Back in 2009, I wrote a little post called “A LIFE LIVED WELL, THE STORY OF ALAN CALHAMER” in this blog. This was a short piece I wrote after reading an article in Chicago Magazine called “All in the Game“. which told the history of one of the most famous boardgames ever, DIPLOMACY, which was designed by Alan Calhamer. I wondered then, and do now, if Alan was satisfied with such a singular achievement. Calhamer never designed another commercial game that I know of. Calhammer, as his friends recounted, was a genius that never seemed to to live up to other people’s expectations. He spent his life delivering mail for the Post Office, retiring in 1991.

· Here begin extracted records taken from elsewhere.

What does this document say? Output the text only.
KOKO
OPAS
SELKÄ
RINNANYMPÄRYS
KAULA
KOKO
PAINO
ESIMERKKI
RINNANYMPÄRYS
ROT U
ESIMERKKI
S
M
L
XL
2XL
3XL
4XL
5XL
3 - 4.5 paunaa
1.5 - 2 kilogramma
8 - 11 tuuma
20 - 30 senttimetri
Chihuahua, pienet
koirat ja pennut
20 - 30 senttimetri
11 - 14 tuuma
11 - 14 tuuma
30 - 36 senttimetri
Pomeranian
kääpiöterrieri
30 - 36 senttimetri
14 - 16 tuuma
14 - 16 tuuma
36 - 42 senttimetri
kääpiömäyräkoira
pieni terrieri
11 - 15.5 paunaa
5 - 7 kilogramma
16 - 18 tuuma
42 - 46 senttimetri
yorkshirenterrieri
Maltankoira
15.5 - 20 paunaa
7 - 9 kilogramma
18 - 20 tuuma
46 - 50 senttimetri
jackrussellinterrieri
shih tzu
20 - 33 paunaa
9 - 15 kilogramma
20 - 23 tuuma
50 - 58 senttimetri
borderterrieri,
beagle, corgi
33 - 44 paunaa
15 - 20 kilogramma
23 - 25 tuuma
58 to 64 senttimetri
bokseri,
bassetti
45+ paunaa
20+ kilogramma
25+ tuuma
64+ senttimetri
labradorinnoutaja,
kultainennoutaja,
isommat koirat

Alan Calhammer, designer of DIPLOMACY, one of the greatest, nastiest, backstabbin’est gaming experiences created by man, passed away this week from natural causes. His greatest achievement from the perspective of others was certainly the game of Diplomacy. Calhamer kept pretty mum about about his life while he was alive, so we’ll never know what he thought about his fame, but perhaps this quote from an interview with his daughter gives us a clue:
(After being asked about being a letter carrier for 28 years) “The biggest appeal may have been that it wasn’t an all-consuming corporate kind of job,” Calhamer-Boling said. “It gave him the chance to pursue other hobbies, such as reading, painting and sculpting, and more importantly, time to be a doting dad. He never missed a single T-ball game or school play.”
Joan Kates wrote a nice appreciation of Calhamer’s accomplishments in the Chicago Tribune yesterday, read it here.
At the recent World Diplomacy Championship and the North American Grand Prix in August 2012, Calhamer was the guest of honor. When he was introduced to the crowd, he received a standing ovation. Achievement enough? I think so.
Rest in Peace, Alan Calhamer. You lived a good life and probably caused more arguments over a boardgame than any other designer I know of.